I
Manifeste
Le 11 août 2010
AUX MOYENS D’INFORMATION HONNÊTES
A L’AUTRE CAMPAGNE
AUX ORGANISATIONS SOCIALES ET DES DROITS HUMAINS
A LA DIGNE NATION TRIQUI
Compañeras, compañeros, les femmes triquis de San Juan Copala s’adressent à vous afin que la douleur que le puissant destine aux peuples indiens de ce pays soit connue par notre voix. Aujourd’hui, nous voulons dire aussi à ces messieurs de l’Argent que nous nous rebellons, que nous nous soulevons et que nous les accusons avec colère. Que le monde sache que, dans ce pays, nous, les peuples indiens, sommes en résistance : le mauvais gouvernement, obéissant aux ordres du grand capital, a décidé d’anéantir nos peuples pour s’approprier la grande richesse naturelle, que, pendant des siècles, nous avons su conserver pour le bien de l’humanité ; c’est là, le véritable motif de la violence qu’aujourd’hui nous subissons, nous, les Triqui ; c’est pour cette raison que, depuis ces palais de verre où servent aujourd’hui les gouvernements de notre Etat, part l’ordre criminel de nous attaquer avec des armes à forte puissance de feu, peu importe que nous constituions, nous, les femmes, la majorité des victimes.

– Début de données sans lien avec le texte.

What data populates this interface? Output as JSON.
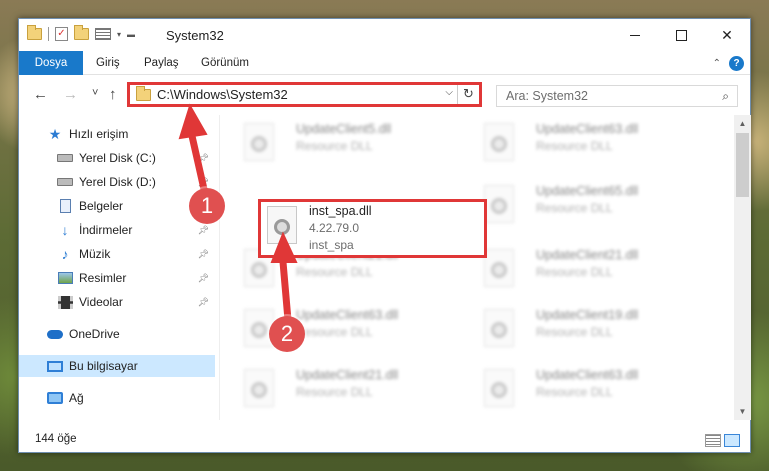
{
  "window": {
    "title": "System32",
    "controls": {
      "minimize": "",
      "maximize": "",
      "close": "✕"
    }
  },
  "ribbon": {
    "tabs": [
      "Dosya",
      "Giriş",
      "Paylaş",
      "Görünüm"
    ],
    "collapse_icon": "chevron-up-icon",
    "help": "?"
  },
  "navbar": {
    "back": "←",
    "forward": "→",
    "recent": "˅",
    "up": "↑",
    "address": "C:\\Windows\\System32",
    "address_dropdown": "⌵",
    "refresh": "↻",
    "search_placeholder": "Ara: System32",
    "search_icon": "⌕"
  },
  "sidebar": {
    "items": [
      {
        "label": "Hızlı erişim",
        "icon": "star-icon",
        "pinned": false
      },
      {
        "label": "Yerel Disk (C:)",
        "icon": "drive-icon",
        "pinned": true
      },
      {
        "label": "Yerel Disk (D:)",
        "icon": "drive-icon",
        "pinned": true
      },
      {
        "label": "Belgeler",
        "icon": "documents-icon",
        "pinned": true
      },
      {
        "label": "İndirmeler",
        "icon": "downloads-icon",
        "pinned": true
      },
      {
        "label": "Müzik",
        "icon": "music-icon",
        "pinned": true
      },
      {
        "label": "Resimler",
        "icon": "pictures-icon",
        "pinned": true
      },
      {
        "label": "Videolar",
        "icon": "videos-icon",
        "pinned": true
      },
      {
        "label": "OneDrive",
        "icon": "onedrive-icon",
        "pinned": false
      },
      {
        "label": "Bu bilgisayar",
        "icon": "computer-icon",
        "pinned": false,
        "selected": true
      },
      {
        "label": "Ağ",
        "icon": "network-icon",
        "pinned": false
      }
    ]
  },
  "files": {
    "selected": {
      "name": "inst_spa.dll",
      "version": "4.22.79.0",
      "description": "inst_spa"
    },
    "items": [
      {
        "name": "UpdateClient5.dll",
        "type": "Resource DLL"
      },
      {
        "name": "UpdateClient63.dll",
        "type": "Resource DLL"
      },
      {
        "name": "UpdateClient65.dll",
        "type": "Resource DLL"
      },
      {
        "name": "UpdateClient21.dll",
        "type": "Resource DLL"
      },
      {
        "name": "UpdateClient21.dll",
        "type": "Resource DLL"
      },
      {
        "name": "UpdateClient63.dll",
        "type": "Resource DLL"
      },
      {
        "name": "UpdateClient19.dll",
        "type": "Resource DLL"
      },
      {
        "name": "UpdateClient21.dll",
        "type": "Resource DLL"
      },
      {
        "name": "UpdateClient63.dll",
        "type": "Resource DLL"
      }
    ]
  },
  "status": {
    "item_count": "144 öğe"
  },
  "annotations": {
    "badge1": "1",
    "badge2": "2",
    "color": "#e03737"
  }
}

Nous, les femmes de Copala, sommes les plus touchées par la violence, car outre le fait d’être épouses, sœurs, filles, mères, nous sommes celles qui marchons pendant des heures dans la montagne en transportant des vivres afin que notre peuple ne meure pas de faim ; pour cette raison nous voulons leur dire aux gens humbles et simples de ce pays et en particulier aux femmes vaillantes de l’Oaxaca que nous, les Triqui, avons décidé de sortir dans les rues pour en appeler à votre solidarité car pour être indigènes et pour être femmes, notre douleur est double ; et le mauvais gouvernement au lieu de nous rendre justice est celui qui donne l’ordre que nous soyons massacrées pour le seul fait de résister aux côtés de nos compagnons.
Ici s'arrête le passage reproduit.